Comment: Court ruling brings some contract clarity

Travlaw’s Stephen Mason explains the significance of a recent Court of Appeal judgment

Lawyers have a saying that “hard cases make bad law”. There were times during the case of Sherman v Reader Offers Ltd (ROL) that it seemed this maxim was going to apply in spades for the industry.

The Shermans booked a cruise in Canada called ‘The Northwest Passage (NWP) – in the Wake of the Great Explorers’ for September 2018, a time of year when normally, for a few weeks, the ice melts and the NWP opens up.

Unusually, the Shermans saw none of ROL’s marketing material for the cruise before booking. Had they done so, they would have seen a clear disclaimer that the itinerary was subject to ice and weather conditions, with safety the priority. But the Shermans booked the cruise purely on the recommendation of friends.

Warnings ‘inadequate’

Mrs Sherman rang to make the booking. She paid a deposit, described as non-refundable, and received next day a short-form confirmation of the booking, ROL’s terms and conditions, and an Atol Certificate. Two weeks later the Shermans received an itinerary describing the planned cruise in detail with an invoice.

In 2018, the ice in the NWP was stubbornly slow in melting. The cruise departed from a different port, and after a few days had to give up on the NWP and cross to Greenland to spend longer there than the itinerary provided for.

The Shermans felt short-changed, although ROL sent updates in advance about changes, and issued proceedings, leading to a trial of many days at Winchester County Court during the pandemic. The County Court Judge found that the contract (booking) was made when the documentation arrived the day after Mrs Sherman’s call. Thus, the only description applied to the cruise was “The Northwest Passage – in the Wake of the Great Explorers”.

This was still achievable on the day the cruise set off and the warnings given in advance were adequate. The abandonment of the NWP a few days later was caused by force majeure (an event which could not be foreseen or forestalled). The claim was dismissed.

The Shermans appealed to the High Court, where the Judge took a different view. I should explain, this case was subject to the Package Travel Regulations (PTRs) of 1992, though I doubt the result would be different under the 2018 PTRs, which require the package organiser to ensure the information listed in the PTR Schedule is contained in the contract “depending on the nature of the package” and “if relevant”.

One of many items listed in the Schedule is ‘the itinerary’. The High Court concluded the PTRs meant the contract was not fully concluded until the detailed itinerary was sent. That itinerary was not performed and ROL’s advance warnings were inadequate in that context. The Shermans were successful.

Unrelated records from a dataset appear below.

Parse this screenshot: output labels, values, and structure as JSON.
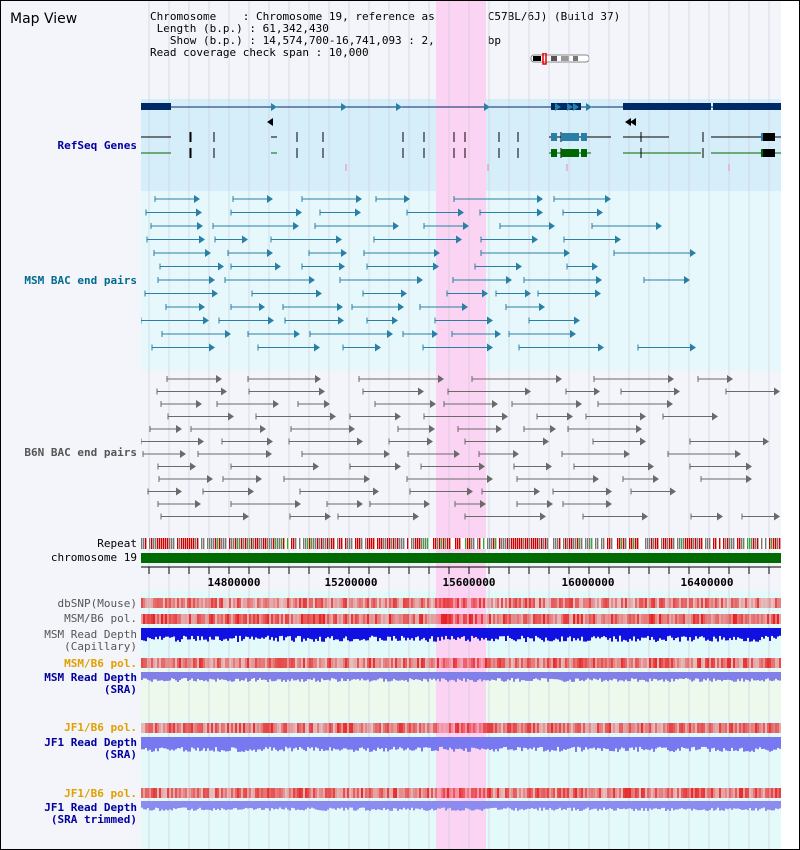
{
  "title": "Map View",
  "info": {
    "chromosome_label": "Chromosome",
    "chromosome_value": "Chromosome 19, reference assembly (C57BL/6J) (Build 37)",
    "length_label": "Length (b.p.)",
    "length_value": "61,342,430",
    "show_label": "Show (b.p.)",
    "show_value": "14,574,700-16,741,093 : 2,166,394 bp",
    "coverage_label": "Read coverage check span",
    "coverage_value": "10,000"
  },
  "tracks": {
    "refseq": "RefSeq Genes",
    "msm_bac": "MSM BAC end pairs",
    "b6n_bac": "B6N BAC end pairs",
    "repeat": "Repeat",
    "chromosome": "chromosome 19",
    "dbsnp": "dbSNP(Mouse)",
    "msm_b6_pol": "MSM/B6 pol.",
    "msm_depth_cap_1": "MSM Read Depth",
    "msm_depth_cap_2": "(Capillary)",
    "msm_b6_pol2": "MSM/B6 pol.",
    "msm_depth_sra_1": "MSM Read Depth",
    "msm_depth_sra_2": "(SRA)",
    "jf1_pol1": "JF1/B6 pol.",
    "jf1_depth_1": "JF1 Read Depth",
    "jf1_depth_2": "(SRA)",
    "jf1_pol2": "JF1/B6 pol.",
    "jf1_trim_1": "JF1 Read Depth",
    "jf1_trim_2": "(SRA trimmed)"
  },
  "ruler": {
    "ticks": [
      "14800000",
      "15200000",
      "15600000",
      "16000000",
      "16400000"
    ]
  },
  "colors": {
    "highlight": "#fbd3f3",
    "refseq_bg": "#d6eefa",
    "bac_bg": "#e6f8fb",
    "navy": "#002a66",
    "teal": "#2a7fa6",
    "green": "#006600"
  }
}
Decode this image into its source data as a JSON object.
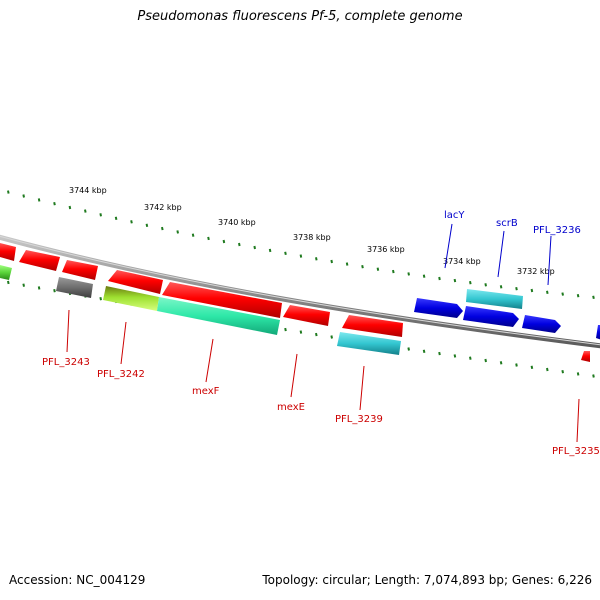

This was bad news for the industry. The Schedule contains a whole raft of information, not just the itinerary but the tourist category of hotels, their ‘main features’, the period within which complaints must be made, and (in the 2018 Regulations) the suitability for those with reduced mobility.

If an organiser accidentally omitted any of these, or genuinely felt they were not relevant, the position would be that there was no contract and at any moment the consumer could walk away and require a full refund.

Point of contract

ROL appealed to the Court of Appeal, whose judgment in April overturned what the High Court ruled, finding the PTRs do not impact when a contract is made. A contract is made when it’s made in accordance with normal legal principles (offer, acceptance, consideration). Failure to send an itinerary, or other relevant information, might or might not breach the PTRs, but the contract is still valid.

The Appeal Court also said two other things of importance. First, that in holidays with inherent risks, a well-worded disclaimer can be effective.

Second, that the ‘flicker of hope’ test is dead. Cases dating back to the Sars epidemic of 2003-04 had established that a holiday company was not forced to cancel a trip (and a consumer cannot cancel a trip) until there was ‘not a flicker of hope’ it could continue. The County Court, High Court and Appeal judges agreed this overstated the hurdle. The true test is that there is ‘not a reasonable possibility’ of the holiday proceeding.

How much difference this makes in practice remains to be seen.

Despite this, ROL was still unsuccessful. The Appeal Judges found ROL had fallen foul of its own booking conditions. So, the Shermans go back to the County Court for their compensation to be assessed.

But for our purposes, this case is good news. If a court says, ‘The PTRs have this effect’, we are all stuck with it. But if it says, ‘You lose because of your booking conditions’, the conditions can be rewritten. The need to keep booking conditions, disclaimers and the like under review at all times is also a lesson from this case.